Lola, star of Confessions of a Teenage Drama Queen and called by PW an "irresistible heroine glittering with wit and charm," returns in My Perfect Life by Dyan Sheldon. Here, Lola urges perfect Ella to run against the (in PW's words) "deliciously despicable villainess," Carla Santini, in the race for school president. (Candlewick, $16.99 224p ages 12-up ISBN 0-7636-1839-X; Sept.)

Like its predecessor, Space Race, Sylvia Waugh's whimsical yet thought-provoking fantasy Earthborn chronicles the doings of visitors from the enlightened planet Ormingat. Nesta Gwynn, a 12-year-old living in northern England, has grown up believing her parents are from Boston, but after the publicity surrounding the disappearance of a father and son (the protagonists of Space Race), she learns the truth—that the Gwynns came from Ormingat and that she, Nesta, is destined to return with them. Can she manage to stay on Earth? (Delacorte, $15.95 240p ages 10-up ISBN 0-385-72964-2; Sept.)

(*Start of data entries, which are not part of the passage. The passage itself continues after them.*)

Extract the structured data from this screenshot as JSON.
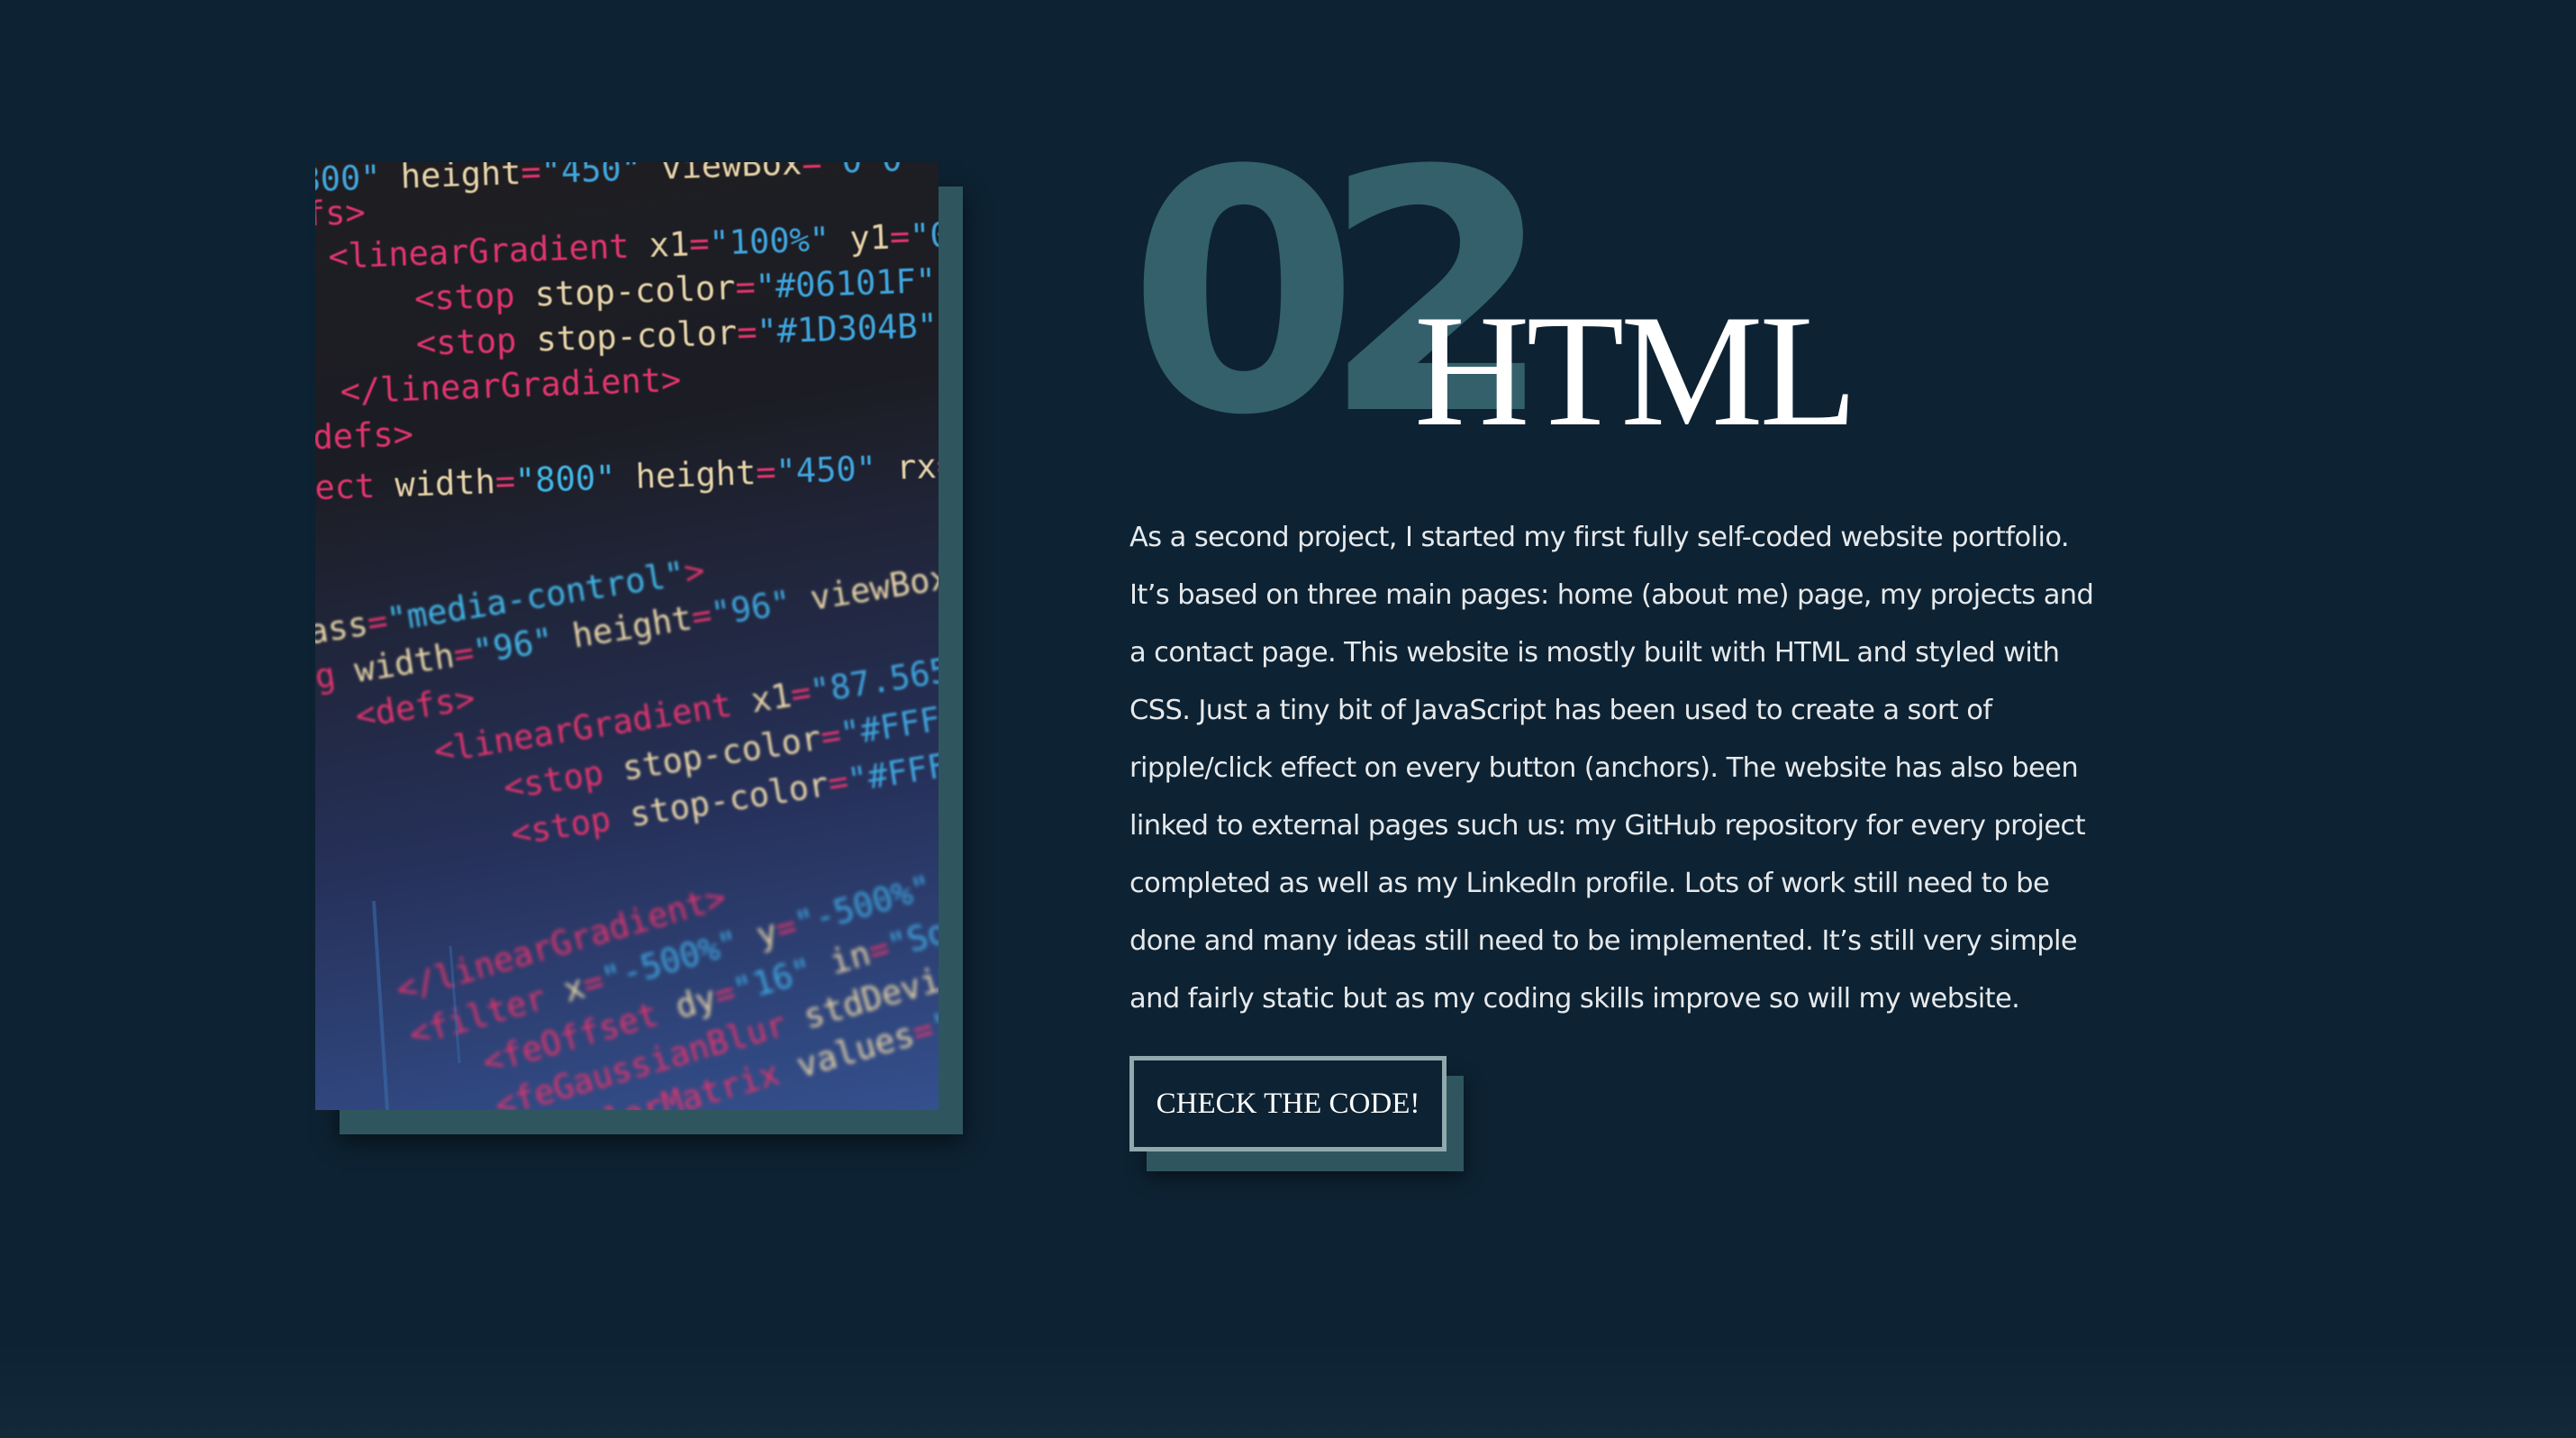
{
  "project": {
    "number": "02",
    "title": "HTML",
    "description": "As a second project, I started my first fully self-coded website portfolio. It’s based on three main pages: home (about me) page, my projects and a contact page. This website is mostly built with HTML and styled with CSS. Just a tiny bit of JavaScript has been used to create a sort of ripple/click effect on every button (anchors). The website has also been linked to external pages such us: my GitHub repository for every project completed as well as my LinkedIn profile. Lots of work still need to be done and many ideas still need to be implemented. It’s still very simple and fairly static but as my coding skills improve so will my website.",
    "button_label": "CHECK THE CODE!"
  },
  "colors": {
    "background": "#0d2232",
    "accent": "#33606a",
    "button_border": "#8fa9ae"
  }
}
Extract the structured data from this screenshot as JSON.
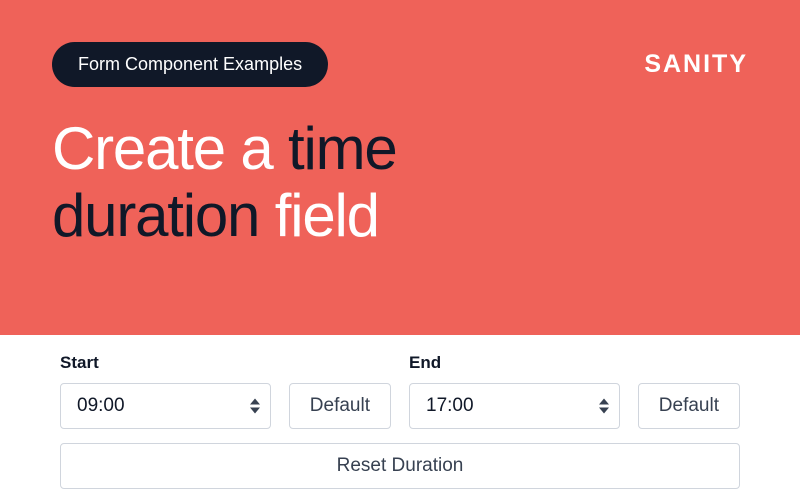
{
  "hero": {
    "pill": "Form Component Examples",
    "headline": {
      "w1": "Create a",
      "w2": "time",
      "w3": "duration",
      "w4": "field"
    }
  },
  "brand": {
    "name": "SANITY"
  },
  "form": {
    "start": {
      "label": "Start",
      "value": "09:00",
      "default_btn": "Default"
    },
    "end": {
      "label": "End",
      "value": "17:00",
      "default_btn": "Default"
    },
    "reset_btn": "Reset Duration"
  }
}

A Native American teen experiences a life-altering encounter after reading about Mary Newbury—the 17th-century protagonist of Witch Child—who may be connected with one of her own relatives, in Sorceress by Celia Rees. (Candlewick, $15.99 336p ages 14-up ISBN 0-7636-1847-0; Sept.)

Michael Cadnum follows up The Book of the Lion, which PW called a "majestic novel" in a starred review, with The Leopard Sword. Hubert and Edmund, fresh from the Crusades, take on a covert challenge while sailing home to England. (Viking, $15.99 224p ages 12-up ISBN 0-670-89908-9; Sept.) With Firesong, author William Nicholson brings the Wind on Fire trilogy, begun with The Wind Singer, to a close. Led by their prophetess mother, twins Bowman and Kestrel travel with the Manth people to their promised land, struggling along the way—Bowman with desire, and Kestrel with the troubling realization that she cannot foresee life beyond this journey. (Hyperion, $17.99 384p ages 10-14 ISBN 0-7868-0571-4; Sept.)

WWII Remembered

A pair of titles helps young readers understand events during the Second World War. The first, World War II for Kids: A History with 21 Activities by Richard Panchyk provides a comprehensive survey of the era, beginning with Hitler's rise to power in 1933 to the Japanese surrender in 1945 (a time line opens the volume). Wartime letters, interviews with former soldiers, ordinary citizens and Holocaust survivors provide a personal perspective. Activities include creating a CARE package for enlisted soldiers and writing and performing a radio adventure; Bill Clinton and John McCain provide forewords. (Chicago Review [IPG, dist.], $14.95 paper 176p ages 9-up ISBN 1-55652-455-2; Oct.)

When Smoke and Ashes: The Story of the Holocaust by Barbara Rogansky first appeared in 1988, PW noted the author's ability to "elicit considerable power from an unexpected source—statistics and lists, and the cold-blooded notations of officers carrying out their duties." Now, Rogansky's account has been revised and expanded, with roughly one-third of the volume including new information that has come to light since publication. (Holiday, $27.50 272p ages 12-up ISBN 0-8234-1612-7; $14.95 paper -1677-1; Aug.)